Et voilà, J’ai changé d’hémisphère et longe désormais la côte brésilienne, m'en maintenant à une centaine de milles depuis quelques jours. Le vent est tombé et une douce brise devrait se lever d’ici une heure ou deux. La mer est pour le moment d’huile, le soleil s’est couché depuis plusieurs minutes, mais continue de diffuser une légère lumière… J’adore l’ambiance que l’addition de ces conditions crée, l’horizon se confond alors à la surface, me donnant l’impression d’être dans une bulle.
La météo, clémente durant la traversée, m’a mené à destination… J’ai pourtant dû passer les 48 dernières heures allongé sur le pont, à méditer, en cuisant la journée et en observant le ciel la nuit. C’est fou comme en plein océan, les étoiles semblent plus nombreuses que depuis la terre ! J’ai bien tenté de les compter en imaginant toutes les planètes que ces astres pourraient bien receler, en vain. Le panorama par temps clair et sans aucune pollution visuelle est juste magnifique, quant à la Voie lactée, elle est d’ici aveuglante. Observer la voûte céleste ainsi durant de longues heures me donne le tournis, une sensation de flottement, d’apesanteur.
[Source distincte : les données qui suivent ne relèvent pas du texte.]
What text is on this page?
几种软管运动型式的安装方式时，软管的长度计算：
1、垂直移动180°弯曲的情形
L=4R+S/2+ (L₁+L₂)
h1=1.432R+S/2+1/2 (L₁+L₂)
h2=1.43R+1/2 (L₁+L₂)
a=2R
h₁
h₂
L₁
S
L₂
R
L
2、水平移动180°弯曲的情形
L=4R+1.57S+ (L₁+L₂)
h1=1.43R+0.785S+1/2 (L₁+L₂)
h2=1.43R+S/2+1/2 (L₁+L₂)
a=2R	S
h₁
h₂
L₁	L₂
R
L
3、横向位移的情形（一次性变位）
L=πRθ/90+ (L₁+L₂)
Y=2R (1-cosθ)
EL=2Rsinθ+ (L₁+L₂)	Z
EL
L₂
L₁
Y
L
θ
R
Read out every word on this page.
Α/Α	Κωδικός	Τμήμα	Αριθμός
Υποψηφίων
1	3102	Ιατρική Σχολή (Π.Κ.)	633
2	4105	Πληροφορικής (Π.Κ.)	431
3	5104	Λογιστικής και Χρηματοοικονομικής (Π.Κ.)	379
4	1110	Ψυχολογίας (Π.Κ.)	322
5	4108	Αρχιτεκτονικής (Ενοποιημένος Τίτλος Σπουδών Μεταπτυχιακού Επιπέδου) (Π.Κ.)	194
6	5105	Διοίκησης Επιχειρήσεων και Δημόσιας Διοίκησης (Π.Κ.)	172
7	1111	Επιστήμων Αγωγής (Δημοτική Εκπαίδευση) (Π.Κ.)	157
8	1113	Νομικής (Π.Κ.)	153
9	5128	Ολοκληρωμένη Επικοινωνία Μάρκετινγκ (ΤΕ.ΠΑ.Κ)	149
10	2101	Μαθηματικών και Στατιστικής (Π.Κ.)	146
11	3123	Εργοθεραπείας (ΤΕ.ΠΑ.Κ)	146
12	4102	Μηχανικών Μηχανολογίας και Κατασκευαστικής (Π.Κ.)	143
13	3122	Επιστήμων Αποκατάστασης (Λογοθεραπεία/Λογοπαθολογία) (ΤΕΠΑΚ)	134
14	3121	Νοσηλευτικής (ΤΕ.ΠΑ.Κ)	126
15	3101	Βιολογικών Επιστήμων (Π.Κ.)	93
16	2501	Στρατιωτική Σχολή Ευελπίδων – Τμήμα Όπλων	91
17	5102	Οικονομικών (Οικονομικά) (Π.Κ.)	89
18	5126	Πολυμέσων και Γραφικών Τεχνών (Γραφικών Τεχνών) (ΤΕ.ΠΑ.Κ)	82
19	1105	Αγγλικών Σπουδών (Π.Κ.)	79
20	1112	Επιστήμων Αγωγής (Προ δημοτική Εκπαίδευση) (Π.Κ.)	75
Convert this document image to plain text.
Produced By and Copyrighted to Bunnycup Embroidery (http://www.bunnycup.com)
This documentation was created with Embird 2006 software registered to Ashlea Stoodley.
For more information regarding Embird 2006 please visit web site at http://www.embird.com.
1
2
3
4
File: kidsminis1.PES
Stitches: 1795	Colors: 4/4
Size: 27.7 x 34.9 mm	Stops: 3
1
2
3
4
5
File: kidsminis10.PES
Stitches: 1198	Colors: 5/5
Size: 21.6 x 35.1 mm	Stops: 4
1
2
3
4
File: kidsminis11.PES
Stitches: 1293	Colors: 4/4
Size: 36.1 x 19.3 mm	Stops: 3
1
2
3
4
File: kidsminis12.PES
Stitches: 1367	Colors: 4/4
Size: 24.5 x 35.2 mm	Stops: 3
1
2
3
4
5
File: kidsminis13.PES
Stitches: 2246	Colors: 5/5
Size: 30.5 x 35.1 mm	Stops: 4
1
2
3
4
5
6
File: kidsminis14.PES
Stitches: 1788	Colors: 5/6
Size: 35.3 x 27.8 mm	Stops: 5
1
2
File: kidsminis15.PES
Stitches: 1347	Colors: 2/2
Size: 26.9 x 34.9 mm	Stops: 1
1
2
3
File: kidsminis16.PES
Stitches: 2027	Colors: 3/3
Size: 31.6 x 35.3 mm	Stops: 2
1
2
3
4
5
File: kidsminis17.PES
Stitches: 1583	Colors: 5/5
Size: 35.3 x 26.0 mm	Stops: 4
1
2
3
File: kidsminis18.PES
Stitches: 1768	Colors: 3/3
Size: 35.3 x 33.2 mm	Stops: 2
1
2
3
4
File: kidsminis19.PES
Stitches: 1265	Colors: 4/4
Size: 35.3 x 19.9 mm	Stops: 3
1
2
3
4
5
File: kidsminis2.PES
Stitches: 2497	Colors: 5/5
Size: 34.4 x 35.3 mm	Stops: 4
Je me sens alors tout petit, minuscule devant un tel spectacle… Non, en fait, je le suis.
J’ai la peau tannée et ai dû perdre quelques kilos depuis le départ, moi qui n’étais déjà pas bien épais, je dois maintenant être méconnaissable, je suis pourtant en pleine forme !
Je viens d’affaler toutes les voiles et ai débranché mon pilote automatique. Je compte dériver ainsi quelque temps afin de voir où le courant me mènera, vivre au rythme de la nature me fera le plus grand bien. J’ai besoin d’oublier la course, la vitesse de mon bateau et le cap auxquels je navigue, les réglages, ma position. Je veux juste profiter un peu et sans stress des éléments… loin de tout, et seul au monde.
Noël dans l’hémisphère sud. Le cap Horn n’est plus si loin, mais tout est relatif. Plus grand-chose ne fonctionne à mon bord, le pilote automatique a à son tour déclaré forfait, je ne l’utilisais de toute manière plus énormément.
Je pense jeter l’ancre sur la côte sauvage argentine pour réparer mes voies d’eau. Je tenterai d’être discret… Pas vu : pas pris ! J’y attendrai au calme une fenêtre météo clémente pour côtoyer les cinquantièmes hurlants au cap du bout du monde. J’aimerais le photographier afin d’accréditer la véracité de mon voyage.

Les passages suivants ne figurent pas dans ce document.